Au lendemain de l’indépendance de l’Algérie, le général Charles de Gaulle et ses successeurs ont orchestré une politique de l’oubli, enterrant, un quinquennat après l’autre, les récits des ex-colonisés algériens1. Au fil du temps, ces récits subalternes ont formé une mémoire seconde, une histoire souvent orale, cantonnée aux marges de l’histoire officielle française, quand elle n’est pas tout simplement tue. Pourtant, même dans le silence, elle est portée par des millions de corps franco-algériens.

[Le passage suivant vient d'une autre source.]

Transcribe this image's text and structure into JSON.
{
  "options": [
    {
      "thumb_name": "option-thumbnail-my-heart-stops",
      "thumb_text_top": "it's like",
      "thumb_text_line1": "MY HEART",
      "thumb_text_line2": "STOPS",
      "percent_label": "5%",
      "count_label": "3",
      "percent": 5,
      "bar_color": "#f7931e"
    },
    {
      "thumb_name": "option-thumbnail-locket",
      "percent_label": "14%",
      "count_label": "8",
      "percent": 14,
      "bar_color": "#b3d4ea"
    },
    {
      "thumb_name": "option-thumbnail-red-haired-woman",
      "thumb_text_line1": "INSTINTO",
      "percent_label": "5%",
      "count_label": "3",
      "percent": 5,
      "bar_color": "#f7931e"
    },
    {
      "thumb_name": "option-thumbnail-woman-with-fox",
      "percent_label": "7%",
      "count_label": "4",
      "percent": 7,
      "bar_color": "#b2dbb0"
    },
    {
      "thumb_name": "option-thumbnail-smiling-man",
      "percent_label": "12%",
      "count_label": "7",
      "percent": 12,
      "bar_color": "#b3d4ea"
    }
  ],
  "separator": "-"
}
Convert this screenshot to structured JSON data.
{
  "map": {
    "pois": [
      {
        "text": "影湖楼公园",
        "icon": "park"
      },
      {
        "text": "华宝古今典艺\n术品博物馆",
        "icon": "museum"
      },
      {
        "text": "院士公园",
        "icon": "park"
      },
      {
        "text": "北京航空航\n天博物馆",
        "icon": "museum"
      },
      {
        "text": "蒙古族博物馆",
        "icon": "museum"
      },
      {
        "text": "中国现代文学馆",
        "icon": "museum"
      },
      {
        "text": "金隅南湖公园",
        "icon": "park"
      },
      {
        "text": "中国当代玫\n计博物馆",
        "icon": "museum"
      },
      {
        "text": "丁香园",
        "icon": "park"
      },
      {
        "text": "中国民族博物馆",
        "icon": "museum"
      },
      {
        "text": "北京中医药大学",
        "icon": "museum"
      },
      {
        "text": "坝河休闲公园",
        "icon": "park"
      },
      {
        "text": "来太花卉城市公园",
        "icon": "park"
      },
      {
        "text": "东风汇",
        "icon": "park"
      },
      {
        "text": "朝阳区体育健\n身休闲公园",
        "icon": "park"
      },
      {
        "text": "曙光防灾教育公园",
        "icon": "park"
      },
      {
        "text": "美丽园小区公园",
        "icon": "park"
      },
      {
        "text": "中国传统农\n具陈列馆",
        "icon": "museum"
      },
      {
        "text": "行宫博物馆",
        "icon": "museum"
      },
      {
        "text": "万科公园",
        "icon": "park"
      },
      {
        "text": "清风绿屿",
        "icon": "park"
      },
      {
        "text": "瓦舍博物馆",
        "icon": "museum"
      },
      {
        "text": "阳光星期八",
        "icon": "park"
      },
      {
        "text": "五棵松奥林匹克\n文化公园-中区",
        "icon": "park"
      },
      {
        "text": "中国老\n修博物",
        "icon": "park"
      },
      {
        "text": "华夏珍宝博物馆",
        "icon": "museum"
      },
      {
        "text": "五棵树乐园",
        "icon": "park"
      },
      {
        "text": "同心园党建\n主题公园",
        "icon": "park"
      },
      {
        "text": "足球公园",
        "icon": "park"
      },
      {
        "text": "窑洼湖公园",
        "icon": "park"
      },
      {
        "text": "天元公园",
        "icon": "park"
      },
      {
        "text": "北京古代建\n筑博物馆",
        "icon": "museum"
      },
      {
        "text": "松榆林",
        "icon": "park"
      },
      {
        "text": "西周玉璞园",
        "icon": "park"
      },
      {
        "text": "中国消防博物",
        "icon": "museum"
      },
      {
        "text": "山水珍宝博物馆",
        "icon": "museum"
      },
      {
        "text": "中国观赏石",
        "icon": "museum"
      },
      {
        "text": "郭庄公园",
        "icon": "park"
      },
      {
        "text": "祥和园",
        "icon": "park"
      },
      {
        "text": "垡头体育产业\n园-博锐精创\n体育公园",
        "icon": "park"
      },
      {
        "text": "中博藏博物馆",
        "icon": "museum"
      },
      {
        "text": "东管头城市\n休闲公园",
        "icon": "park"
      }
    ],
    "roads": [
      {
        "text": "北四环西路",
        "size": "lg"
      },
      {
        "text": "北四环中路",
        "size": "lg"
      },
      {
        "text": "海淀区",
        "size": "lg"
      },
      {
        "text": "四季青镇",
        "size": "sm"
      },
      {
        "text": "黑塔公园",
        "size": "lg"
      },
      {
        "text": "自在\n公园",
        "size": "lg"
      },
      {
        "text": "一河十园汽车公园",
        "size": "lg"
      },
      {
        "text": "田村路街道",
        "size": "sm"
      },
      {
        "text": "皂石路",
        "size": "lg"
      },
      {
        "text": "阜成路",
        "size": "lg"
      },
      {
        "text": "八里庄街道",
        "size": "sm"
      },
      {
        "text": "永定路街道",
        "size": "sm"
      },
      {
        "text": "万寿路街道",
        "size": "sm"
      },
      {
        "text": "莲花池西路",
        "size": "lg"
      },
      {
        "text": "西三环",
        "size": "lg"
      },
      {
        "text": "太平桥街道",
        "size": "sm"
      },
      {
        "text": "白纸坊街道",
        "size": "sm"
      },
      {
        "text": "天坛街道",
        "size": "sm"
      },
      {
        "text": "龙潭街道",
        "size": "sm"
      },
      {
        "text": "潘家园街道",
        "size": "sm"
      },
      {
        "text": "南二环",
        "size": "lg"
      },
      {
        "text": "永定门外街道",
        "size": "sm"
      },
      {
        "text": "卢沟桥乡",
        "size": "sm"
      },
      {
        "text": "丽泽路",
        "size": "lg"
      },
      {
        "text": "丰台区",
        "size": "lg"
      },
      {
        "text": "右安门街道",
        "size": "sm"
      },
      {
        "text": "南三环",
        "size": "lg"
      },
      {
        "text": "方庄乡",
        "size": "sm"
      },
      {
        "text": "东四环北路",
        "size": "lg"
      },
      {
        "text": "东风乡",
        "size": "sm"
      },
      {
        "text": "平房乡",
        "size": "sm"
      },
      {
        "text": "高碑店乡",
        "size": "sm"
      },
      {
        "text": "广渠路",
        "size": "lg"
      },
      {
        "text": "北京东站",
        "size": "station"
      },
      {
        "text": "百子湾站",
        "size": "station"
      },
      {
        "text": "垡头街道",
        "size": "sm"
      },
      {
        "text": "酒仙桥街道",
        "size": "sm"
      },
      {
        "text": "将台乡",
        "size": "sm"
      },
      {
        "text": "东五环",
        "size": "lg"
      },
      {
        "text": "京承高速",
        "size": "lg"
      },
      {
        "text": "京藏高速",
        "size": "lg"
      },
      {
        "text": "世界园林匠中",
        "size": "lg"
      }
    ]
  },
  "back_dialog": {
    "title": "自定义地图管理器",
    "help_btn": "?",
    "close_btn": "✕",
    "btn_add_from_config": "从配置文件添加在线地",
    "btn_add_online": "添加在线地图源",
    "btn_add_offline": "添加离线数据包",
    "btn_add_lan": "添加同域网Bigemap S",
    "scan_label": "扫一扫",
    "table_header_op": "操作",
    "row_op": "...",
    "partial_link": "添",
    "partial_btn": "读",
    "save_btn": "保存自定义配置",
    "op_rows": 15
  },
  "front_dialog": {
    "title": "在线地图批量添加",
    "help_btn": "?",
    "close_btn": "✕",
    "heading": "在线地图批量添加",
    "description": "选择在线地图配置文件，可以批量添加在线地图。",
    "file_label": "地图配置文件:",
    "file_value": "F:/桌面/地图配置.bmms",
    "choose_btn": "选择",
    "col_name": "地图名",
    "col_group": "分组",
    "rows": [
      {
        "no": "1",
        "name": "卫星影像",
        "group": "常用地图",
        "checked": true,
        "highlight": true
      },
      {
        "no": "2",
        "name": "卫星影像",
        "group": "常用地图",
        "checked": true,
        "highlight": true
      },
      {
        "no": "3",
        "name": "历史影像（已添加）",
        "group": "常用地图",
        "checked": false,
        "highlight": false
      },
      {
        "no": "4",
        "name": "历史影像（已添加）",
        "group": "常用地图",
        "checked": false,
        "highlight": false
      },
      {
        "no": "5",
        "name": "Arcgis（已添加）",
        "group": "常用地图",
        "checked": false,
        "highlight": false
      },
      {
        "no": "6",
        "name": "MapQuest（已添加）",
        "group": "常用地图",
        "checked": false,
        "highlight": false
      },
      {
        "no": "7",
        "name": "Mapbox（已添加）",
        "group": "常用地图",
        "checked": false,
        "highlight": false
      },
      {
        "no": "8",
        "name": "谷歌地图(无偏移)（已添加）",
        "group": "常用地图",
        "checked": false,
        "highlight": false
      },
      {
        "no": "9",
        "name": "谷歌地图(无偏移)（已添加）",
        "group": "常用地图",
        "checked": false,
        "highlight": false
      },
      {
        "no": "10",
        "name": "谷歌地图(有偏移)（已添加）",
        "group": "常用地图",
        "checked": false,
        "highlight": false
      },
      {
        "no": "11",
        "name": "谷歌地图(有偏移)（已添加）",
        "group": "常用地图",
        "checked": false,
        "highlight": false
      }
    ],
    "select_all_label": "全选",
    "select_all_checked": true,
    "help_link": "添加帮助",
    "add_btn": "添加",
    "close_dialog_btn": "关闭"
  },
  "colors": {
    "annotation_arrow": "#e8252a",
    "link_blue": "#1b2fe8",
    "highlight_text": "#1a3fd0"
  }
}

« Mais personne n’a pris la peine de l’écrire, cette histoire » commente Faïza Guène. Le silence au sujet du crime colonial entraîne un sentiment d’injustice et de colère partagé chez les enfants d’immigrés algériens, incarnés dans le roman à travers le personnage de la jeune Hannah. Des enfants qui portent en eux une vérité qu’ils peinent à articuler, soupçonnés d’être des traîtres à la nation dès qu’ils interrogent ce récit national que leur propre corps vient contredire. C’est de cet arrachement qu’ils sont les héritiers, et c’est cette hantise de l’effacement qui est mise en scène à travers les personnages de Yamina et de ses enfants. Un propos en phase avec le désir actuel des enfants de colonisés de recueillir et transmettre le récit de leurs parents. Faïza Guène le confirme : « Je souhaitais avant tout rendre hommage à nos mamans à travers ce livre. »

Hantise de la disparition

Plus qu’une occupation et une spoliation des terres, la colonisation s’est érigée comme un arrachement du colonisé à sa langue, à son identité, à sa réalité. Frantz Fanon insistait sur ce dépouillement de l’identité algérienne qu’il formulait en ces termes :

Le colonialisme français s’est installé au centre même de l’individu algérien, et y a entrepris un travail soutenu de ratissage, d’expulsion de soi-même, de mutilation rationnellement poursuivie. Il n’y a pas une occupation du terrain et une indépendance des personnes. C’est le pays global, son histoire, sa pulsation quotidienne, qui sont contestés, défigurés, dans l’espoir d’un définitif anéantissement. Dans ces conditions, la respiration de l’individu est une respiration de combat2.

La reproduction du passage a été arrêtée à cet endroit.